The Clean Air Act must be amended to minimize impact on controlled burning plans. When we have wild fires with unplanned ignitions there is air pollution. If it is a wild fire they call it smoke instead. When we don’t plan the ignition (as is proposed in the majority of cases by the Sierra Club) we have no choices about the atmospheric conditions that minimize the air pollution impact of the smoke. When we have conflagrations, the recovery time greatly increases. There is more erosion from the runoff and subsequent water pollution of the lakes.

The Sierra Club plan is a good one if only if you had forests in a primeval condition, but they have not been primeval for a very long time. The problem with the Sierra Club plan is that the ideal circumstances upon which it presupposes hardly exist. To assume that the forests will return to primeval condition, or even benefit from hands-off management after species have been selected for fire response by anthropogenic means for 10,000 years is beyond mere stupidity.

For a political organization of the size and power of the Sierra Club, to demand that the solutions be ideal when the situation precludes that possibility is either psychotic or represents an agenda having nothing to do with forest management. It’s offensive, resembling more vacuous posturing for the benefit of the ignorant to hustle donations than anything else. They should look at the size and scope of the fires this year and be ashamed. The response has been one of denial and blame.

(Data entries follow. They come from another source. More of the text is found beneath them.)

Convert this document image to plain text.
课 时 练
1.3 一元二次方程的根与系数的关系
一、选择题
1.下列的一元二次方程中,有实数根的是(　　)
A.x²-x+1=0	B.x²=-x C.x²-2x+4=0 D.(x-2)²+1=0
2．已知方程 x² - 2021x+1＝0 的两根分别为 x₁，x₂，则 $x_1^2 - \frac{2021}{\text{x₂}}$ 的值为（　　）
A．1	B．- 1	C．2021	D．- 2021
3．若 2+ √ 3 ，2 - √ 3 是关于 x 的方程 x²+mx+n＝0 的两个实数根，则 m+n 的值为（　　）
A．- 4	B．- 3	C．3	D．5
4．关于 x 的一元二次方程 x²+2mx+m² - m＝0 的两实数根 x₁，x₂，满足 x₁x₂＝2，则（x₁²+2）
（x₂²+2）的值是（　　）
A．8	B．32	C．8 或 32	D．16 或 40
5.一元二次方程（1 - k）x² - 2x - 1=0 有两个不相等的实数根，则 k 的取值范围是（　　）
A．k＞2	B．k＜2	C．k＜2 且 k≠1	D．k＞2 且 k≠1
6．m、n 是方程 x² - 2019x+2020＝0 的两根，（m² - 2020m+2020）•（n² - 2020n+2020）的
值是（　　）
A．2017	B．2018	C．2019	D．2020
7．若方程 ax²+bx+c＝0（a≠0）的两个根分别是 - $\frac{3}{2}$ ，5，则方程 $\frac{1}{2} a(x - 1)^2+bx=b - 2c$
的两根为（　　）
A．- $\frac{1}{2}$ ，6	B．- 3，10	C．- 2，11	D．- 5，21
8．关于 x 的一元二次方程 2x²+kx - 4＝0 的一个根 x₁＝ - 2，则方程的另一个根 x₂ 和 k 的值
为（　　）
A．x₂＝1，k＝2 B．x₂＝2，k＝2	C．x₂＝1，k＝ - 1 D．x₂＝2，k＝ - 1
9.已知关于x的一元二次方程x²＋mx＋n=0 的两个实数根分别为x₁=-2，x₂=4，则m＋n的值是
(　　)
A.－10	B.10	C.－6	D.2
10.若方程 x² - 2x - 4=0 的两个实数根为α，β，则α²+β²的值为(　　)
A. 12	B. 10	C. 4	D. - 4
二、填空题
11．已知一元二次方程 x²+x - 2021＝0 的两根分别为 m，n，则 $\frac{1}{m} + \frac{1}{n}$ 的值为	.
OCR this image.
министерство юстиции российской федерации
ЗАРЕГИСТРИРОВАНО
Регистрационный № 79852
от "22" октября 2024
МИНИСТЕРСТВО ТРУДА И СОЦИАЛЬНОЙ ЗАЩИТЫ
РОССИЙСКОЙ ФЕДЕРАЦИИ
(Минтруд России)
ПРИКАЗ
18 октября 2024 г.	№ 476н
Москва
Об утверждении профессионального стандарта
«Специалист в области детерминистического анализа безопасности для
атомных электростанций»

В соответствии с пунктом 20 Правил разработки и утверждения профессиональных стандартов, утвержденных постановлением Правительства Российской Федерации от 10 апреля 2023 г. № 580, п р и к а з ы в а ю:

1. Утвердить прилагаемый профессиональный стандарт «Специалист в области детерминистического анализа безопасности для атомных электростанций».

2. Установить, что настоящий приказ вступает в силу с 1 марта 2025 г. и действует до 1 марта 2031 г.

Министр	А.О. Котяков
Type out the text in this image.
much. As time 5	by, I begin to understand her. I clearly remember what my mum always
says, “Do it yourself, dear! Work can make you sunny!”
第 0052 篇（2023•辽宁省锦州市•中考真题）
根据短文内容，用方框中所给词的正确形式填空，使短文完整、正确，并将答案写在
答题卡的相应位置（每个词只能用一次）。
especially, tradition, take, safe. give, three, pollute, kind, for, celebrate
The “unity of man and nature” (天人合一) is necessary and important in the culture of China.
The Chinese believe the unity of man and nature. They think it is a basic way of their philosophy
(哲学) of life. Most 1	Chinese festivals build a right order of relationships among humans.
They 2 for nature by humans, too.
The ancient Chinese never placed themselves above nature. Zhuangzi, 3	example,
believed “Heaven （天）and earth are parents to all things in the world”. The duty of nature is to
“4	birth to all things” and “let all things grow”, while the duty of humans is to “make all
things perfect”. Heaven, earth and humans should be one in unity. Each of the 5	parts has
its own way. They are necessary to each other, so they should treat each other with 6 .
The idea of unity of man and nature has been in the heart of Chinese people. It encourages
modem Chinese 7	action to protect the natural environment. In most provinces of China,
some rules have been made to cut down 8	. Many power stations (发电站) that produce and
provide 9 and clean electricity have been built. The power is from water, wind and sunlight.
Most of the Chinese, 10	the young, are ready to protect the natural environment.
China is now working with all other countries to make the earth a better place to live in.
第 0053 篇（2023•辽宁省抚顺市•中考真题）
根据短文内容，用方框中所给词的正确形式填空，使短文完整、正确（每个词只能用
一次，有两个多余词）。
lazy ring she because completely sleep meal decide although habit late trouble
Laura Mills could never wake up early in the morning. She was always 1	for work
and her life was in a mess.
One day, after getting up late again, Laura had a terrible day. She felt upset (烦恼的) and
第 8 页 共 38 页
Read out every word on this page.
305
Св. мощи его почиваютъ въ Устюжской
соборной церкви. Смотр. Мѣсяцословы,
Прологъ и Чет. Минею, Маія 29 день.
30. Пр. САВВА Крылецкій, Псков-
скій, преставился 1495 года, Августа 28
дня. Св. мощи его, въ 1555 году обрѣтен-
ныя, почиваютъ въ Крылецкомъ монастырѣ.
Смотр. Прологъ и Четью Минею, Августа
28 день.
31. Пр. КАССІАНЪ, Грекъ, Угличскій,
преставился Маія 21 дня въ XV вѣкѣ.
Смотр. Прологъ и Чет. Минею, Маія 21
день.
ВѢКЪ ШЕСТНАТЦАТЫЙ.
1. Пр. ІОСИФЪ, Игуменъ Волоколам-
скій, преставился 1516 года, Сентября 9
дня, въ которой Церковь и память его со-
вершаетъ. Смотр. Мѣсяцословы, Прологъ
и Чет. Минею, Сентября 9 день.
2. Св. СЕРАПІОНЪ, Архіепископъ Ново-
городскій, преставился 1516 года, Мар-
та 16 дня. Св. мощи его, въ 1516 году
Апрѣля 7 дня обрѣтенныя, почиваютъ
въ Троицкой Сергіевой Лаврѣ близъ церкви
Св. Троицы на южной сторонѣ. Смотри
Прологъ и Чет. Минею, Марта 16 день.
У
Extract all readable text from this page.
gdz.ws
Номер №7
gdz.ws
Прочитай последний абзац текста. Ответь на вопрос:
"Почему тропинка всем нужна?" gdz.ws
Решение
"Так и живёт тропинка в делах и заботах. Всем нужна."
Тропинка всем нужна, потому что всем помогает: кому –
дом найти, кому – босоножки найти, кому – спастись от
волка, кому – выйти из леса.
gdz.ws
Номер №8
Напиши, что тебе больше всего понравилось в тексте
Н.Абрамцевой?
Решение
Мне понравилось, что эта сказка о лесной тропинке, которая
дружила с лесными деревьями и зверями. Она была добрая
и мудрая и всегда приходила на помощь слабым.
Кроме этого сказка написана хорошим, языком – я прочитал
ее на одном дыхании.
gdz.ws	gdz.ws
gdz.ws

It’s time they were held accountable.

Unfortunately, Clinton Executive Order - 12986 exempted ALL members of the International Union for the Conservation of Nature and Natural Resources from civil liability. The Sierra Club is a member. That EO was a TOTALLY unconstitutional violation of 14th Amendment equal protection.

George Bush should rescind that EO, now.


Mark Edward Vande Pol is a medical device engineer, author, and hobbyist in habitat restoration science. He has no interest in commercial logging. His book: Natural Process - That Environmental Laws May Serve the Laws of Nature details the adverse environmental impact of political and legal ecosystem management. He proposes an alternative, free-market environmental management system capable of evolving an objective pricing system for ecosystem resources. This article was adapted from a piece of flotsam that didn’t fit in the book.